Síofra O'Leary est invitée par l'assemblée du Collège de France sur proposition de la Pr Samantha Besson.
Résumé
Le thème de mon intervention – Quel avenir pour la Cour européenne des droits de l’homme ? – a pour but d’inspirer la réflexion en ces temps troublés en Europe, marqués par la guerre qui fait rage en Ukraine, le recul de l’État de droit, l’érosion démocratique et la polarisation sociétale rampante dans nos sociétés.
Mon intervention consistera, d’une part, à mettre en lumière les principaux développements que la Convention a connus dans le passé, en retraçant la manière dont la jurisprudence de la Cour a contribué à la protection de l’ordre public européen (I) et, d’autre part, à expliquer les défis du présent, en particulier le nombre élevé et croissant d’affaires pendantes, le caractère systémique ou répétitif d’un grand nombre de violations de la Convention et l’élargissement du contentieux auquel la Cour est confrontée, ainsi que les problématiques liées aux conflits qui ont lieu actuellement à l’intérieur de l’espace juridique de la Convention (II). Enfin, je tenterai d’offrir quelques éléments importants de réflexion ou de vision pour l’avenir (III).
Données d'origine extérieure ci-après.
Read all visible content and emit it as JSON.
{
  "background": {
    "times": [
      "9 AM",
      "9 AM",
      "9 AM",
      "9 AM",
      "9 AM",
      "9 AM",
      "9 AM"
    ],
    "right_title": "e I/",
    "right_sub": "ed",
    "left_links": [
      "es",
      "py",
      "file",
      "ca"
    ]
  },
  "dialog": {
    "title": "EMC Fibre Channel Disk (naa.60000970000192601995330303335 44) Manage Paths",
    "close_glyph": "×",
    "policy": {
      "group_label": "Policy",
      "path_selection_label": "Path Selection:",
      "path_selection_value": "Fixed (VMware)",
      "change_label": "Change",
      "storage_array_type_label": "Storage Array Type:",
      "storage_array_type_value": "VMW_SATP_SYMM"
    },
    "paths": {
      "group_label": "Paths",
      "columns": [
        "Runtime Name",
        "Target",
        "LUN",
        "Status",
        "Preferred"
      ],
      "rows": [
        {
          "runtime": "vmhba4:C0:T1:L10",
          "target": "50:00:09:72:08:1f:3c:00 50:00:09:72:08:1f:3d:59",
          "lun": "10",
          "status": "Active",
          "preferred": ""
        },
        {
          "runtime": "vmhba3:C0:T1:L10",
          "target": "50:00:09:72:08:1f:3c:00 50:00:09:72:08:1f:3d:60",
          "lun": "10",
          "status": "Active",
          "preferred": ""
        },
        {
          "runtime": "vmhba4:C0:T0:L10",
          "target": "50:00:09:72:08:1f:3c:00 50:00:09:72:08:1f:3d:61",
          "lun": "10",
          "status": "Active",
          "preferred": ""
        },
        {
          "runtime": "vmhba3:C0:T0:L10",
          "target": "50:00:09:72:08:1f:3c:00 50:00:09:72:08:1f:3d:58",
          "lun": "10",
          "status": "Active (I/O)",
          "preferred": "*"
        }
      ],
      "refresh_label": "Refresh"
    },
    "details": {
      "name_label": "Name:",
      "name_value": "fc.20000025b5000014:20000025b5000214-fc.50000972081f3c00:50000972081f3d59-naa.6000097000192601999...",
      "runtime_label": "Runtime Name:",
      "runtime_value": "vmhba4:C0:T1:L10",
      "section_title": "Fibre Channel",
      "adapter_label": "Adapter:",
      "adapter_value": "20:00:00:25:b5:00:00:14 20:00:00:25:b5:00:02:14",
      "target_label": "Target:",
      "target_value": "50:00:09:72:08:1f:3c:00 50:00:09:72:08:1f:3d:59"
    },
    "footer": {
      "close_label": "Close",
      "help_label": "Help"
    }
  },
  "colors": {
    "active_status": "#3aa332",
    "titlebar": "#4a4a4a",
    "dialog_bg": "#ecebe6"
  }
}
Si le but du Conseil de l’Europe et du système conventionnel est d’« instaurer un ordre public communautaire des libres démocraties d’Europe afin de sauvegarder leur patrimoine commun de traditions politiques, d’idéaux, de liberté et de prééminence du droit » (voir Autriche c. Italie), il convient de se demander si, aujourd’hui, nous permettons au système conventionnel et à la Cour de Strasbourg d’exercer la fonction essentielle qui est la sienne au sein de l’Europe.
Alors que la question de l’avenir de la Cour de Strasbourg a suscité de nombreux débats institutionnels et académiques dans le passé, il me serait difficile de dresser en une seule intervention le bilan des différentes propositions et prédictions, et je ne tenterai pas de le faire.
Mon intention sera simplement de m’appuyer sur une vue d’ensemble des succès et des défis du passé et du présent afin d’inviter l’auditoire à une réflexion plus profonde et plus authentique sur la voie à suivre pour le système de la Convention et pour la Cour, une voie adaptée aux besoins de nos démocraties.
Je ne chercherai pas à remettre en question les diverses réformes introduites avant et pendant le Processus d’Interlaken, ni, surtout, le droit de recours individuel qui constitue la pierre angulaire du système de la Convention. Cependant, je marcherai sur les traces de certains de mes prédécesseurs à la présidence de la Cour, y compris le président Costa, en appelant à une réflexion sur le rôle futur de la Cour européenne des droits de l’homme qui aille au-delà de simples questions concernant les solutions pragmatiques à des problèmes conjoncturels (parfois relevant du « rafistolage »), les ajustements des formations judiciaires, la gestion des affaires et de la procédure, et ainsi de suite.